Spider-Man is the Hero Mets Fans Need and Deserve
The Amazing Spider-Man and Amazin' Mets are meant to be together.
Peter Parker is a young, goofy, and often bumbling wannabe hero in Spider-Man: Homecoming, an underdog from Queens facing off against a richer, more powerful villain. And so it only makes sense that the young Spidey (Tom Holland) is also a Mets fan, an affiliation that is subtly but very intentionally emphasized in director Jon Watts’s new movie.
Peter and his friend Ned (Jacob Batalon) spend most of their time nerding out about Star Wars and Legos, not baseball. But Peter’s Mets fandom is unmistakable: In his bedroom, there are several Mets posters and decorations, including a pennant bearing the #31 of their Hall of Fame catcher, Mike Piazza. Here’s why that matters:
The Mets retired Piazza’s number around the time he entered the Baseball Hall of Fame in Cooperstown last year, which just so happens to be when Homecoming was in production. His pennant even says “Hall of Fame,” which means Peter acquired it after he was bitten by a radioactive spider and started using his powers. You’d have to be a big fan to want to take time out to buy a pennant when you could be swinging across the city and climbing up skyscrapers, right?
Additionally, Parker wasn’t even born when Piazza joined the Mets in a trade with the Florida Marlins, in 1998, so he’d have to be well-attuned to the team’s history to even want a Piazza pennant; if he was just discovering the team, he’d likely have one with the name and number of outfielder Yoenis Cespedes or pitcher Noah Syndergaard (which would have been a good easter egg, since he’s nicknamed Thor.
OK, I know I sound a little bit crazy, but that’s part of the point: Mets fans don’t often get all that much to be excited about. The team played its first season in 1962 and promptly set the record for most losses in a single season. There have been bright spots, including a few World Series championships and a recent run of great pitching, but for the most part, it’s sort of exhausting to be a Mets fan. Especially because they exist in the same city as the Yankees, which, to mix Disney-owned fictional property metaphors, are like baseball’s Evil Empire. Save for the 1980s and two years ago, the Mets have largely played second fiddle to the Yankees, who even beat them in the 2000 World Series.

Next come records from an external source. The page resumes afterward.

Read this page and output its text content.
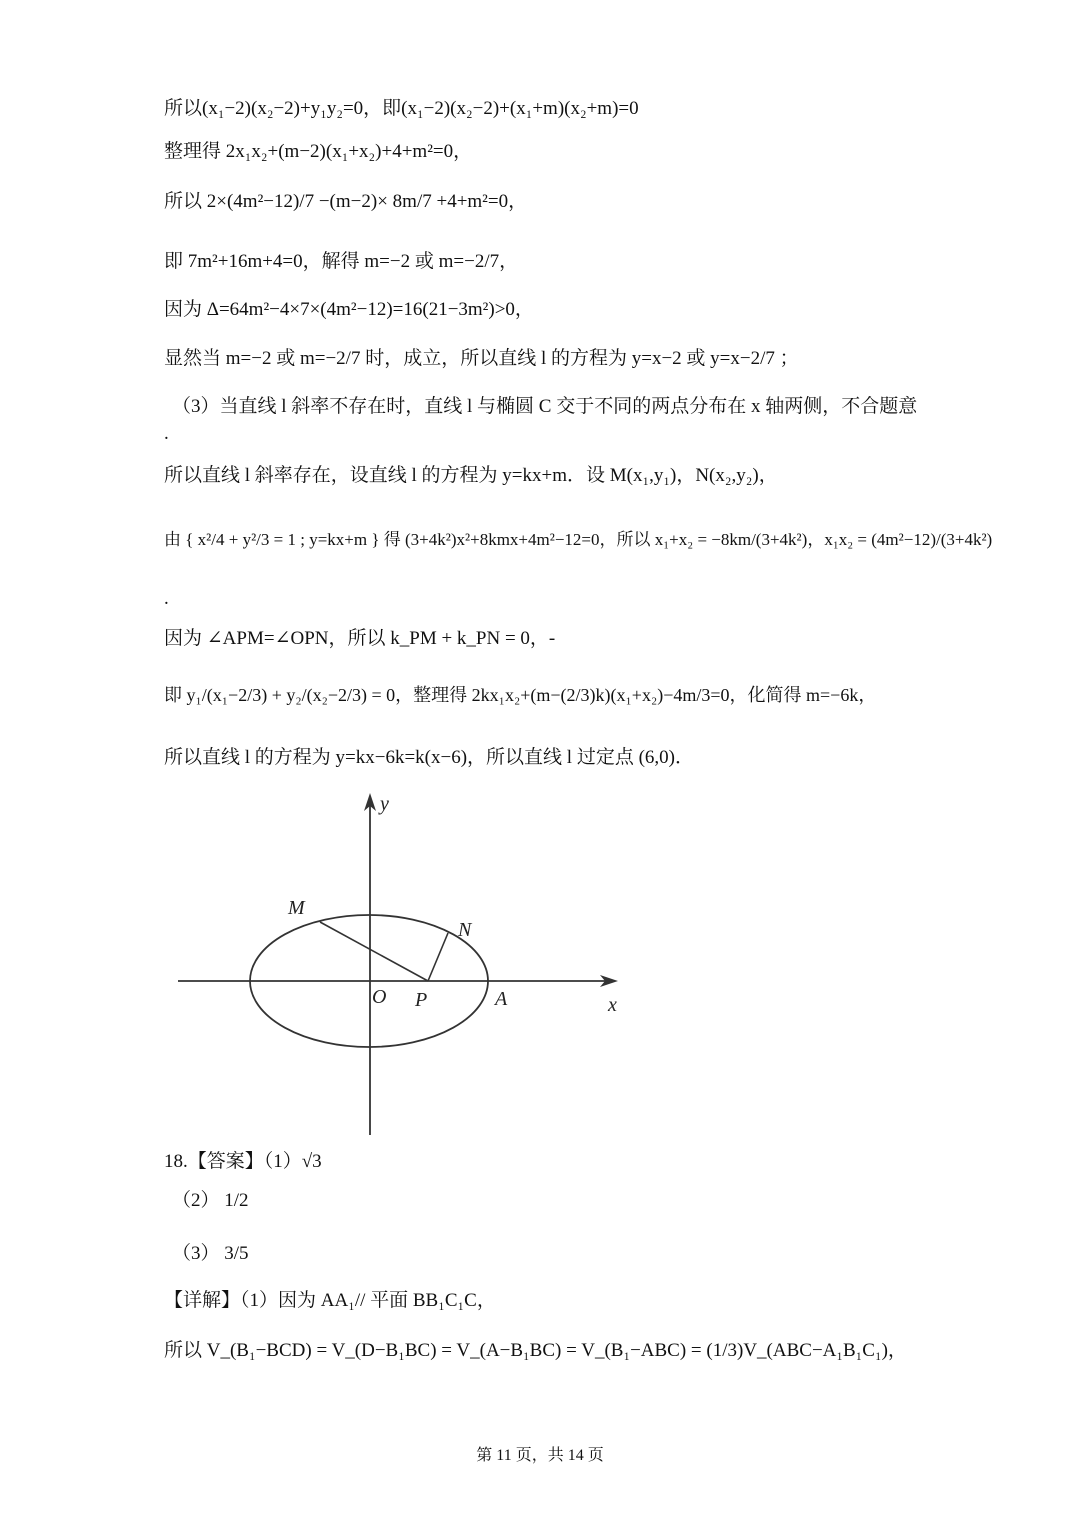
所以(x₁−2)(x₂−2)+y₁y₂=0，即(x₁−2)(x₂−2)+(x₁+m)(x₂+m)=0
整理得 2x₁x₂+(m−2)(x₁+x₂)+4+m²=0，
所以 2×(4m²−12)/7 −(m−2)× 8m/7 +4+m²=0，
即 7m²+16m+4=0，解得 m=−2 或 m=−2/7，
因为 Δ=64m²−4×7×(4m²−12)=16(21−3m²)>0，
显然当 m=−2 或 m=−2/7 时，成立，所以直线 l 的方程为 y=x−2 或 y=x−2/7 ；
（3）当直线 l 斜率不存在时，直线 l 与椭圆 C 交于不同的两点分布在 x 轴两侧，不合题意
.
所以直线 l 斜率存在，设直线 l 的方程为 y=kx+m．设 M(x₁,y₁)，N(x₂,y₂)，
由 { x²/4 + y²/3 = 1 ; y=kx+m } 得 (3+4k²)x²+8kmx+4m²−12=0，所以 x₁+x₂ = −8km/(3+4k²)，x₁x₂ = (4m²−12)/(3+4k²)
.
因为 ∠APM=∠OPN，所以 k_PM + k_PN = 0，-
即 y₁/(x₁−2/3) + y₂/(x₂−2/3) = 0，整理得 2kx₁x₂+(m−(2/3)k)(x₁+x₂)−4m/3=0，化简得 m=−6k，
所以直线 l 的方程为 y=kx−6k=k(x−6)，所以直线 l 过定点 (6,0)．
y
x
M
N
O P	A
18.【答案】（1）√3
（2） 1/2
（3） 3/5
【详解】（1）因为 AA₁// 平面 BB₁C₁C，
所以 V_(B₁−BCD) = V_(D−B₁BC) = V_(A−B₁BC) = V_(B₁−ABC) = (1/3)V_(ABC−A₁B₁C₁)，
第 11 页，共 14 页
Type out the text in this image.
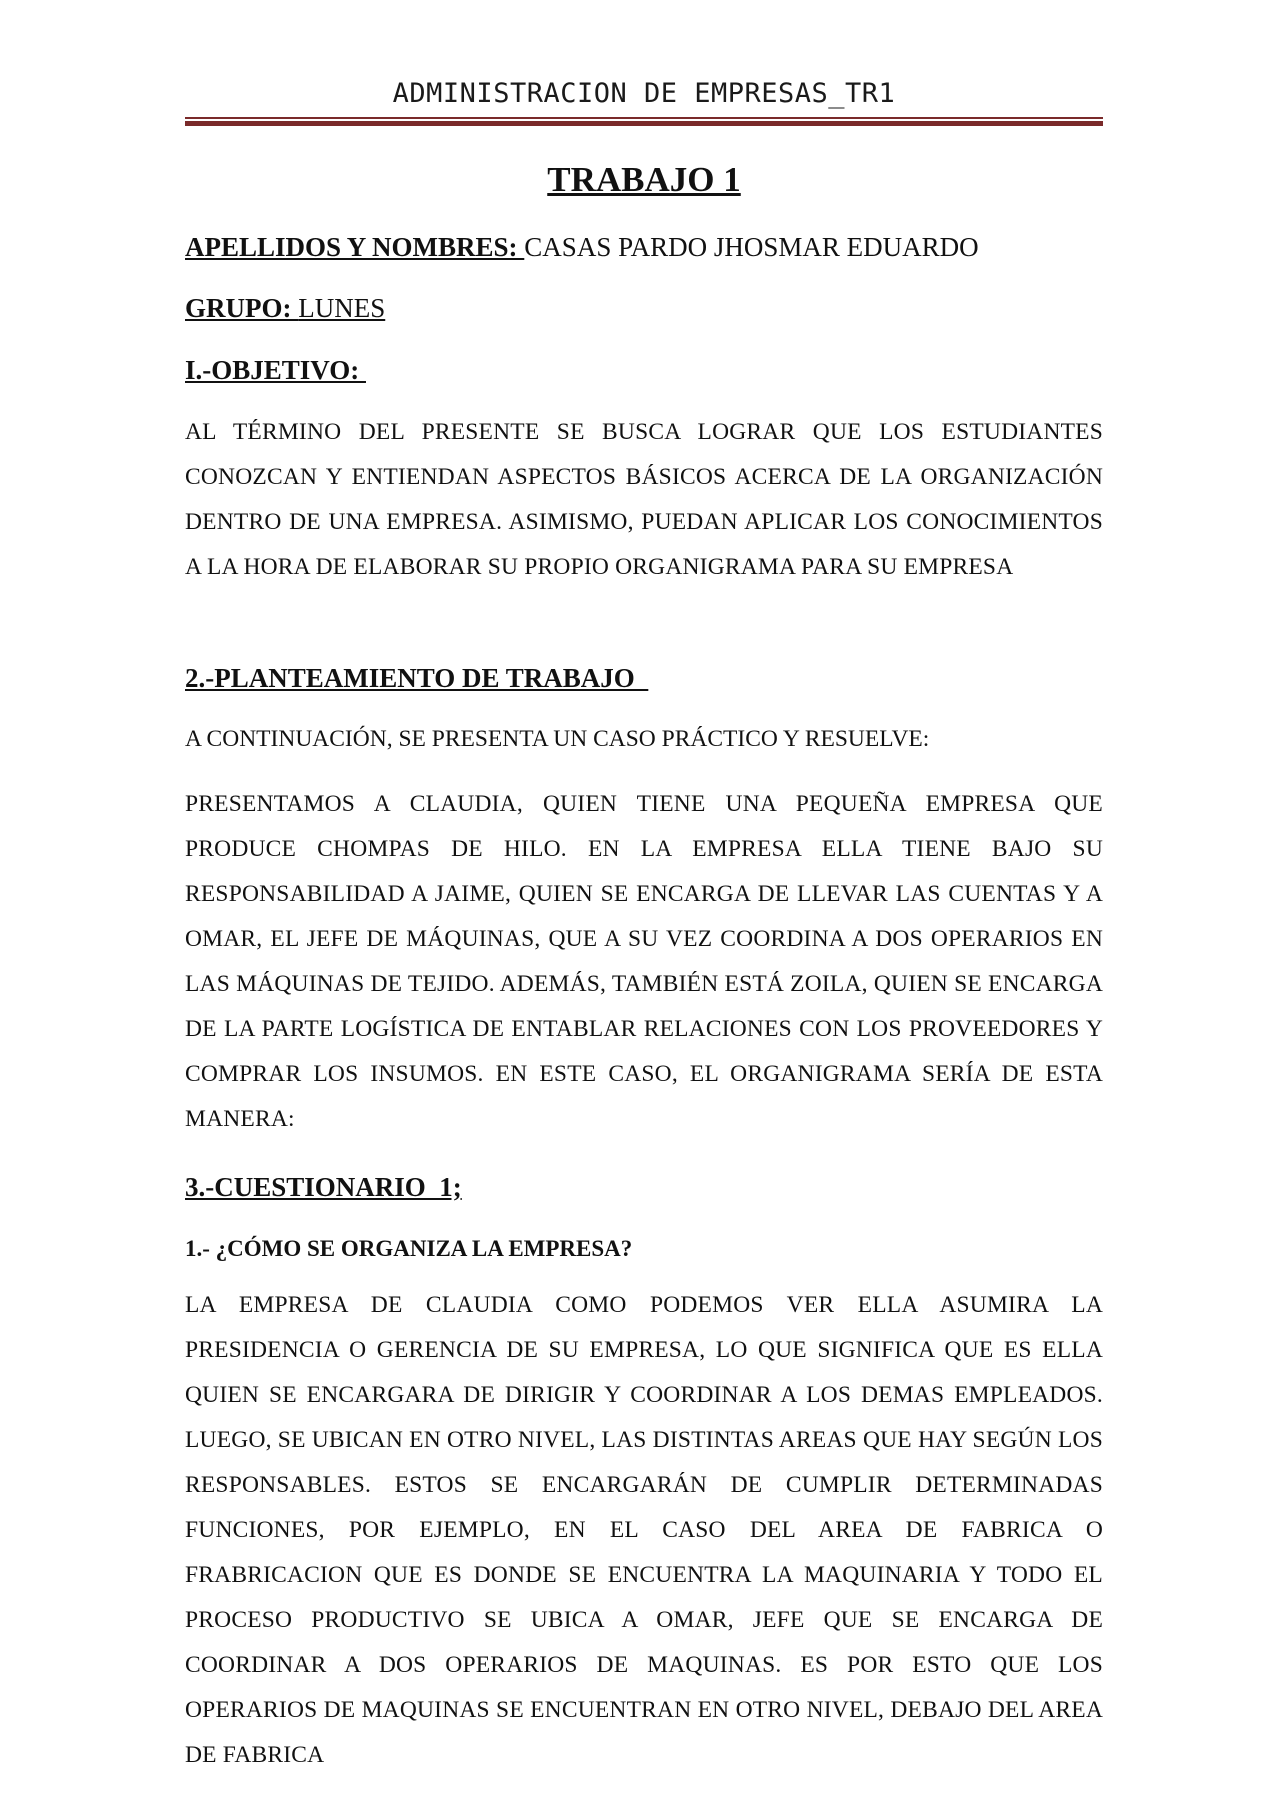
ADMINISTRACION DE EMPRESAS_TR1
TRABAJO 1
APELLIDOS Y NOMBRES: CASAS PARDO JHOSMAR EDUARDO
GRUPO: LUNES
I.-OBJETIVO:
AL TÉRMINO DEL PRESENTE SE BUSCA LOGRAR QUE LOS ESTUDIANTES CONOZCAN Y ENTIENDAN ASPECTOS BÁSICOS ACERCA DE LA ORGANIZACIÓN DENTRO DE UNA EMPRESA. ASIMISMO, PUEDAN APLICAR LOS CONOCIMIENTOS A LA HORA DE ELABORAR SU PROPIO ORGANIGRAMA PARA SU EMPRESA
2.-PLANTEAMIENTO DE TRABAJO
A CONTINUACIÓN, SE PRESENTA UN CASO PRÁCTICO Y RESUELVE:
PRESENTAMOS A CLAUDIA, QUIEN TIENE UNA PEQUEÑA EMPRESA QUE PRODUCE CHOMPAS DE HILO. EN LA EMPRESA ELLA TIENE BAJO SU RESPONSABILIDAD A JAIME, QUIEN SE ENCARGA DE LLEVAR LAS CUENTAS Y A OMAR, EL JEFE DE MÁQUINAS, QUE A SU VEZ COORDINA A DOS OPERARIOS EN LAS MÁQUINAS DE TEJIDO. ADEMÁS, TAMBIÉN ESTÁ ZOILA, QUIEN SE ENCARGA DE LA PARTE LOGÍSTICA DE ENTABLAR RELACIONES CON LOS PROVEEDORES Y COMPRAR LOS INSUMOS. EN ESTE CASO, EL ORGANIGRAMA SERÍA DE ESTA MANERA:
3.-CUESTIONARIO  1;
1.- ¿CÓMO SE ORGANIZA LA EMPRESA?
LA EMPRESA DE CLAUDIA COMO PODEMOS VER ELLA ASUMIRA LA PRESIDENCIA O GERENCIA DE SU EMPRESA, LO QUE SIGNIFICA QUE ES ELLA QUIEN SE ENCARGARA DE DIRIGIR Y COORDINAR A LOS DEMAS EMPLEADOS. LUEGO, SE UBICAN EN OTRO NIVEL, LAS DISTINTAS AREAS QUE HAY SEGÚN LOS RESPONSABLES. ESTOS SE ENCARGARÁN DE CUMPLIR DETERMINADAS FUNCIONES, POR EJEMPLO, EN EL CASO DEL AREA DE FABRICA O FRABRICACION QUE ES DONDE SE ENCUENTRA LA MAQUINARIA Y TODO EL PROCESO PRODUCTIVO SE UBICA A OMAR, JEFE QUE SE ENCARGA DE COORDINAR A DOS OPERARIOS DE MAQUINAS. ES POR ESTO QUE LOS OPERARIOS DE MAQUINAS SE ENCUENTRAN EN OTRO NIVEL, DEBAJO DEL AREA DE FABRICA
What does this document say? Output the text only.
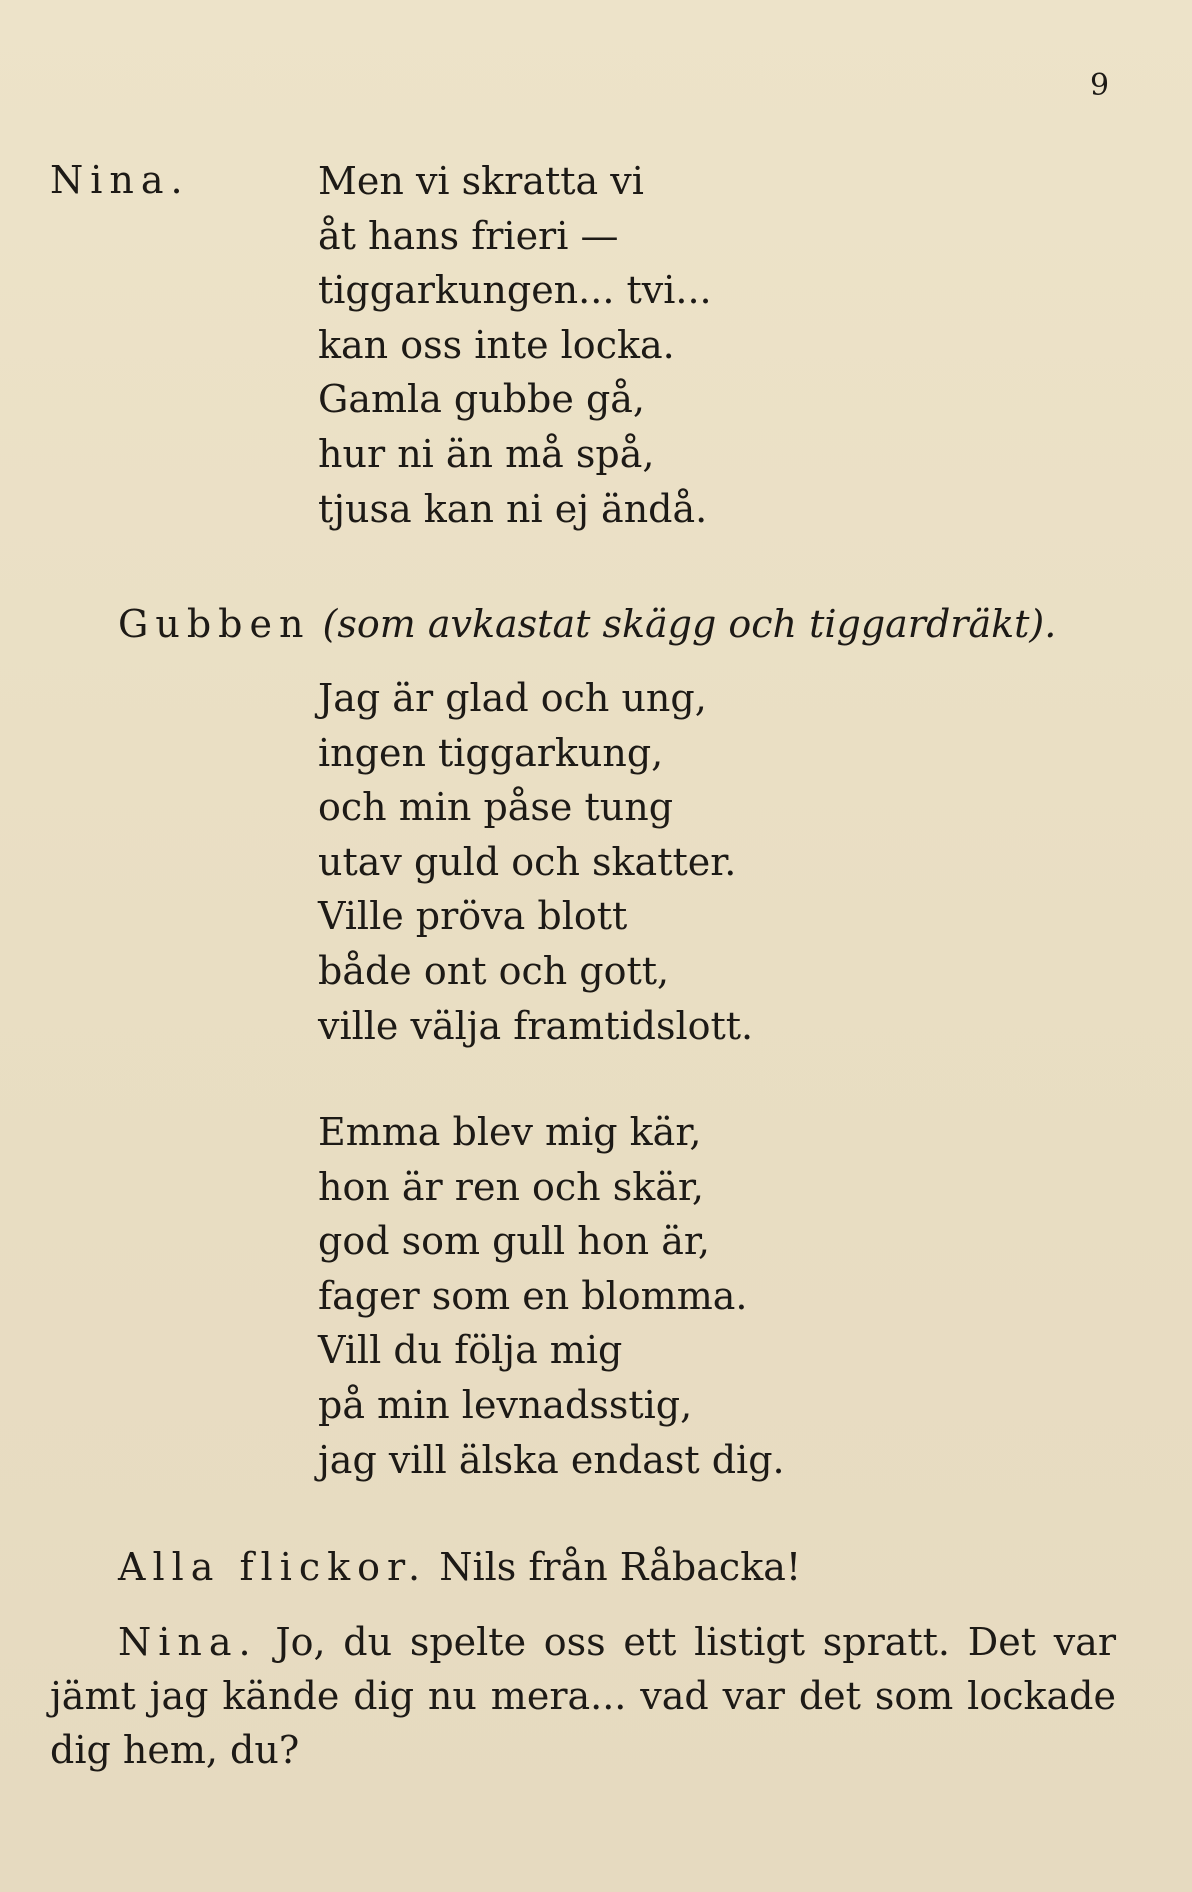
9
Nina.	Men vi skratta vi
åt hans frieri —
tiggarkungen... tvi...
kan oss inte locka.
Gamla gubbe gå,
hur ni än må spå,
tjusa kan ni ej ändå.
Gubben (som avkastat skägg och tiggardräkt).
Jag är glad och ung,
ingen tiggarkung,
och min påse tung
utav guld och skatter.
Ville pröva blott
både ont och gott,
ville välja framtidslott.
Emma blev mig kär,
hon är ren och skär,
god som gull hon är,
fager som en blomma.
Vill du följa mig
på min levnadsstig,
jag vill älska endast dig.
Alla flickor. Nils från Råbacka!
Nina. Jo, du spelte oss ett listigt spratt. Det var jämt jag kände dig nu mera... vad var det som lockade dig hem, du?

I suppose it’s nice to count Jerry Seinfeld, Chris Rock and other New York-born celebrities as fans. But practically, it mostly means seeing them hang out in luxury suites and high-fiving during big playoff games (a rarity), while we freeze out in the upper deck. They’re comedy legends (Kevin James, separately, is also a Mets fan), but not heroes, per se, and certainly not relatable anymore. And Peter Parker just so happens to be the most relatable Marvel hero, a geeky kid who acquires through pure accident great powers, and then is plagued by the emotional distress they cause him for the rest of his adult life. Yep, sounds like a Mets fan.
And Mets fans have always been able to count Spider-Man as a member of their great, beleaguered family. As outlined nicely in this post by the Laser Time Podcast, Spidey has been repping the boys from Flushing for decades. He rooted for the team during a number of spots for the 1970s PBS show The Electric Company (which starred Morgan Freeman), got married at Shea Stadium (the Mets’ home from 1964-2008) in the ‘80s, and throughout comic books throughout the years.
In a 2001 issue of Peter Parker: Spider-Man, our hero even waxed poetic about why he loves the team (other than the fact that they are both from Queens) while riding on the 7 train to Shea. “I guess I could always identify with the Mets, you know? A bunch of lovable losers who hit the occasional home run by accident. Just like me.”
We know the feeling, Peter. Glad you’re on our team (though we’re also sorry about it).